Setting  $\alpha = H/\sqrt{K}$ , combining the two terms and taking the union bound of event  $\mathcal{E}_{B.2} \cap \mathcal{E}_{B.7} \cap \mathcal{E}_{B.9} \cap \mathcal{E}_{B.10}$  completes the proof.  $\square$## B.4 Proof of Theorems 5.3

*Proof of Theorem 5.3.* The major idea is to cast learning a special MDP with finite  $\mathcal{S}, \mathcal{A}$  and deterministic (and known) transition, which can be represented as a *complete*  $|\mathcal{A}|$ -way tree, as *prediction with expert advice* and leverage the asymptotic lower bound (Cesa-Bianchi and Lugosi, 2006, Theorem 3.7) to manifest a  $\sqrt{HK \log |\mathcal{A}|}$  or  $\sqrt{K \log |\mathcal{S}|}$  dependence in the lower bound. Our two-stage reduction begins with a hard-to-learn MDP  $M_1$  with its total reward in each episode bounded by 1.
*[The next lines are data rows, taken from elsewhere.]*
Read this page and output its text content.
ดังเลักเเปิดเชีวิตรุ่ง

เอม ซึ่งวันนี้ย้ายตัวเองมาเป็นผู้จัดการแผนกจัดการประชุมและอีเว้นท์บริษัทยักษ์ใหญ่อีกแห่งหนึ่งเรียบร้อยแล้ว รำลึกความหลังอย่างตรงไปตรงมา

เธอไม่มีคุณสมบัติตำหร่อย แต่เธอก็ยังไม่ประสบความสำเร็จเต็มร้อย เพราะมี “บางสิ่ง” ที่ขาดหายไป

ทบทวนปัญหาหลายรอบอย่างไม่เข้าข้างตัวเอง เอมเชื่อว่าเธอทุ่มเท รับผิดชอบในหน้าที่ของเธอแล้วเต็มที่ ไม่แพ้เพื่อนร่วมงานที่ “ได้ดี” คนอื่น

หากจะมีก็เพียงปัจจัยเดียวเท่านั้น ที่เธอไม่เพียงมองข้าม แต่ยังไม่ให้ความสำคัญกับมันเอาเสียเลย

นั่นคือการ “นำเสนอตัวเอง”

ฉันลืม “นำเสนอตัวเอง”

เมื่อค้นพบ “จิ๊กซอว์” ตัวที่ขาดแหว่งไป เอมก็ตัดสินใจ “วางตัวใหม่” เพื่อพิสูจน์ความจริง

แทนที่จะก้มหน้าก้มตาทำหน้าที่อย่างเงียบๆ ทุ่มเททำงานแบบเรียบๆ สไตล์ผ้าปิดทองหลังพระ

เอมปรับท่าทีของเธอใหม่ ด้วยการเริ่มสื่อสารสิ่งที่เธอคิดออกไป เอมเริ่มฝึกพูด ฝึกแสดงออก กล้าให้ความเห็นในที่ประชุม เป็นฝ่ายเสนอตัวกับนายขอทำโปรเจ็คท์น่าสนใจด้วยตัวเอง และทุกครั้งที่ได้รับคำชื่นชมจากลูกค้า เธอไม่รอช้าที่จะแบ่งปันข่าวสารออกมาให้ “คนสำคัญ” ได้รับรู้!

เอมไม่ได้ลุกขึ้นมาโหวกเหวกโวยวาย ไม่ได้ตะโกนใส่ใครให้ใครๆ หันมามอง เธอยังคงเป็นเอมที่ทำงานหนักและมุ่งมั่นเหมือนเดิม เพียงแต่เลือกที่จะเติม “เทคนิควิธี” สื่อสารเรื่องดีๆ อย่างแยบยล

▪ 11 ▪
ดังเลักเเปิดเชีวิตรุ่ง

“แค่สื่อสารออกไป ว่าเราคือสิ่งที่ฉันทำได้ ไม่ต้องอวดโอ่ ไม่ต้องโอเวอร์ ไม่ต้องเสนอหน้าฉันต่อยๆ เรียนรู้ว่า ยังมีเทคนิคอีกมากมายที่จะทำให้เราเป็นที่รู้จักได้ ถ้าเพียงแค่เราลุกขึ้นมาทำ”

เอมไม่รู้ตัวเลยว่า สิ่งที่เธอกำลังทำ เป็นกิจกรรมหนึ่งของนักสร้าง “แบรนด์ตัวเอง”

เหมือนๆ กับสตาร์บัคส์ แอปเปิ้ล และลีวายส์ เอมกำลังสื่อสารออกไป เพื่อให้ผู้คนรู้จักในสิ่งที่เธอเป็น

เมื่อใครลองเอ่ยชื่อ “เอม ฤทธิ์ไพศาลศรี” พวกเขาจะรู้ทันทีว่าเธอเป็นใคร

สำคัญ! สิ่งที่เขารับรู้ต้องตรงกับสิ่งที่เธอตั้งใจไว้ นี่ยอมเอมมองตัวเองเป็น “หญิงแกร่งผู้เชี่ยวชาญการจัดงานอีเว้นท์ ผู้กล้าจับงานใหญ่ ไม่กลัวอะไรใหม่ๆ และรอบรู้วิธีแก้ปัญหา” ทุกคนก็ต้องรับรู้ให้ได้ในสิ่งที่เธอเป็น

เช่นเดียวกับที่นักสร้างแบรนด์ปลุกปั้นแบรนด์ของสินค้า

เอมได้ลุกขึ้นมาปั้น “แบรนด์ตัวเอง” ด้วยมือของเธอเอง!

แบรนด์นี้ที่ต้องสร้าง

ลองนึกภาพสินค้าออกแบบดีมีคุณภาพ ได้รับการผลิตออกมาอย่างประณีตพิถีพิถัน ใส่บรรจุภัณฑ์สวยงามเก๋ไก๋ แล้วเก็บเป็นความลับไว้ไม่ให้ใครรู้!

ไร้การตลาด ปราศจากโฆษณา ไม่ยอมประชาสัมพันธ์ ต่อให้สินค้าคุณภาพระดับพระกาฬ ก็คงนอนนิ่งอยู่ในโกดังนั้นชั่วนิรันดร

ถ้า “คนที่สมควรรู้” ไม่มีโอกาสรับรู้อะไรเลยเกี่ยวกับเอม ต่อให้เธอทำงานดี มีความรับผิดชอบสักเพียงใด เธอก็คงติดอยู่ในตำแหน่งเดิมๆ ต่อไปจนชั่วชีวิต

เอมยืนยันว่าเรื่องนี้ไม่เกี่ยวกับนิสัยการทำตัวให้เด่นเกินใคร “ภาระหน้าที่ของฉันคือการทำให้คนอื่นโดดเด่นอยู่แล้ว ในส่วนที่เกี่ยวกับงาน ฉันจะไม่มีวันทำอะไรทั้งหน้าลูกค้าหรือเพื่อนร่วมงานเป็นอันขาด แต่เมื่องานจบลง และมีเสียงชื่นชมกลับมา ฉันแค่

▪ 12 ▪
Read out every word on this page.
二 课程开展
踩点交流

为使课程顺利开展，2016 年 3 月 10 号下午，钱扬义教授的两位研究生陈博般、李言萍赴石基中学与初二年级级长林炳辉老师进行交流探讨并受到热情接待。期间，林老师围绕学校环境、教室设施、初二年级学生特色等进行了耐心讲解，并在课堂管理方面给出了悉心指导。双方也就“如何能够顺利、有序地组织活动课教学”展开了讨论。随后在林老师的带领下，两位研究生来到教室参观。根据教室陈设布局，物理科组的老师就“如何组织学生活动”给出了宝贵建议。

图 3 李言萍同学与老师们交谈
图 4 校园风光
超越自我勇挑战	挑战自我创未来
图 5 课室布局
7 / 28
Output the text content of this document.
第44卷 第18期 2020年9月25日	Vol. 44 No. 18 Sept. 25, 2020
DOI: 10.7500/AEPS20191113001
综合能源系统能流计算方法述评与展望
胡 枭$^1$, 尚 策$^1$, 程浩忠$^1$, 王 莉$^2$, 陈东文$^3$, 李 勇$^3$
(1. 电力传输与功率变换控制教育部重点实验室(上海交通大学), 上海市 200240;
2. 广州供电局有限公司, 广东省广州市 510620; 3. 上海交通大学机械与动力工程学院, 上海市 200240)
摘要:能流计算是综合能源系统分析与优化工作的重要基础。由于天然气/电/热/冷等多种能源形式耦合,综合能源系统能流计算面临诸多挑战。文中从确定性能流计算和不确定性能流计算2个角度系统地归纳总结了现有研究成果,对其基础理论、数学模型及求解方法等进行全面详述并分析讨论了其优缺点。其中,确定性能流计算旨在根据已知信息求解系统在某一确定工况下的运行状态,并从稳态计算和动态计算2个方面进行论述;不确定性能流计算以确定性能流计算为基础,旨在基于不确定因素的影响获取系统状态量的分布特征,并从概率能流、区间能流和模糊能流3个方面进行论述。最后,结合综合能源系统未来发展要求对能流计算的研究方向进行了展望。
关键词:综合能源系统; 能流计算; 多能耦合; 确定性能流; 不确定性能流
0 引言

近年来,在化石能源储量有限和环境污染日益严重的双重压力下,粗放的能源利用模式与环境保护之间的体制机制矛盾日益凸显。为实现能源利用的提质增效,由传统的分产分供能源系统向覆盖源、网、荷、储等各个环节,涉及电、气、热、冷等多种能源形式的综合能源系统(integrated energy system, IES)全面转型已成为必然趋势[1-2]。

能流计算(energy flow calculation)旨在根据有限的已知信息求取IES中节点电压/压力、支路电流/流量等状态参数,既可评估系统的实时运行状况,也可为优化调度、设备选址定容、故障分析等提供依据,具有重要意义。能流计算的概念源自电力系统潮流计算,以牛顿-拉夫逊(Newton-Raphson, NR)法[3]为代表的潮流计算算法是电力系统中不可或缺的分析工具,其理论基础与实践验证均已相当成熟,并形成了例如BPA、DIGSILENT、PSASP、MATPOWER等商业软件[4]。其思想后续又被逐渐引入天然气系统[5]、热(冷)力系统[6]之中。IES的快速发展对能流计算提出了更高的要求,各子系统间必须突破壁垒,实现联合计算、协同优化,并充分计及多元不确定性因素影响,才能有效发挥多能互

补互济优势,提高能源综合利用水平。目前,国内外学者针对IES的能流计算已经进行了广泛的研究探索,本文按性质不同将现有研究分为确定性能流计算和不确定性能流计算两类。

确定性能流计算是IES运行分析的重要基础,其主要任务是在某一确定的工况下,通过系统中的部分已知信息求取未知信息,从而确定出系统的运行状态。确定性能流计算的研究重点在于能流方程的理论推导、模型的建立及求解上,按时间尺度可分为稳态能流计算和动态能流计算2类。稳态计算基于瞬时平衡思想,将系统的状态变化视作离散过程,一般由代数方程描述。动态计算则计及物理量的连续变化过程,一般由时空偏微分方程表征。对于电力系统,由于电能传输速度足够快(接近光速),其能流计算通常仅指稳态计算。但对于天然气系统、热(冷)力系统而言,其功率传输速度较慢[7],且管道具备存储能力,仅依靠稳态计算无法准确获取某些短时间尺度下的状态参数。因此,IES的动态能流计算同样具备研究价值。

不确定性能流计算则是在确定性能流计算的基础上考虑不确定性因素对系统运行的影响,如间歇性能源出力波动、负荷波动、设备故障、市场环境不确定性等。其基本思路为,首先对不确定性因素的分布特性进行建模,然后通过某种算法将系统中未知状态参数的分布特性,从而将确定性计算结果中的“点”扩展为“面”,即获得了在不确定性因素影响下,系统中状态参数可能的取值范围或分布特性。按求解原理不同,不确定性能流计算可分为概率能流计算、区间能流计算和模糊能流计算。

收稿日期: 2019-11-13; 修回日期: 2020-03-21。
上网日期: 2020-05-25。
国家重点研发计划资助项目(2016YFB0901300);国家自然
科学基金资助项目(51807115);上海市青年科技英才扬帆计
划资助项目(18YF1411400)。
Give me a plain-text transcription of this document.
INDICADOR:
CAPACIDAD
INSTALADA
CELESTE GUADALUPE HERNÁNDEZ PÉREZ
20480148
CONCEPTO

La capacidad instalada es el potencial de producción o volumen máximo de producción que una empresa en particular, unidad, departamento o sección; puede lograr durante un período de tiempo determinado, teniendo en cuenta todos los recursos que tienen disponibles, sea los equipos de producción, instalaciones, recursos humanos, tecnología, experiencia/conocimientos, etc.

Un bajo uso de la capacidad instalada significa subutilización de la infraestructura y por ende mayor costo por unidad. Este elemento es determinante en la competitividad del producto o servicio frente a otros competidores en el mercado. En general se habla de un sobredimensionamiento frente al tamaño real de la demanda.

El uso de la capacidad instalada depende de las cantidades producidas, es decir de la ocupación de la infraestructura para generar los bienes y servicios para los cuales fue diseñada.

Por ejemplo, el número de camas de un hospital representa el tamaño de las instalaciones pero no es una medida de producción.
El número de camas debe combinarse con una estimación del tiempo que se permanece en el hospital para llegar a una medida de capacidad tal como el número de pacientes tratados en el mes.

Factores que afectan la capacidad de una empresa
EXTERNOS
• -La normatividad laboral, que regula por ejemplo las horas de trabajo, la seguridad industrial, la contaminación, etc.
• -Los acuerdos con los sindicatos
The hard instance  $M_1(\mathcal{S}, \mathcal{A}, H, \{r_h^k\}, \mathbb{P})$  is purely deterministic, where  $H$  is even, i.e.,  $\forall a \in \mathcal{A}, s, s' \in \mathbb{P}(s'|s, a)$  is either 0 or 1. The transition dynamics forms a complete  $|\mathcal{A}|$ -way tree with each node corresponding to a state and each edge directed to leaves corresponding to the transition after an action. Let  $\mathcal{S}[l, m]$  denote the  $m$ -th state (node) in the  $l$ -th layer of the tree,  $\forall l \in [H + 1], m \in [|\mathcal{A}|^l]$  and let  $\mathcal{A}[l, m, n]$  denote the *only* action (edge) from  $\mathcal{S}[l, m]$  to  $\mathcal{S}[l + 1, (m - 1)|\mathcal{A}| + n]$ ,  $\forall l \in [H], m \in [|\mathcal{A}|^l], n \in [|\mathcal{A}|]$ . The agent is forced to start from  $s_1^k := \mathcal{S}[1, 1]$  in every episode  $k \in [K]$  so it will always end up in a leaf state, which is denoted by  $s_{H+1}^k := \mathcal{S}[H + 1, m_0]$  for some  $m_0 \in [|\mathcal{A}|^H]$ . To align with *prediction with expert advice*, we constrain  $r_h^k(\cdot, \cdot) := 0, \forall h \in [H - 1]$  and  $r_H^k(\cdot, \cdot) \in [0, 1]$ , which implies the agent can not receive any positive reward until it is moving towards the last layer of the MDP (tree). Under these constraints, We allow  $r^k$  to change arbitrarily across episodes.<sup>2</sup> Notice that unlike the common reward design in the hard instance constructions for obtaining information-theoretic lower bounds, which are usually to illustrate the difficulty of parameter estimation, we do not assign specific numeric values to  $r_h^k$  in order to expose the impact of the adversarial environment.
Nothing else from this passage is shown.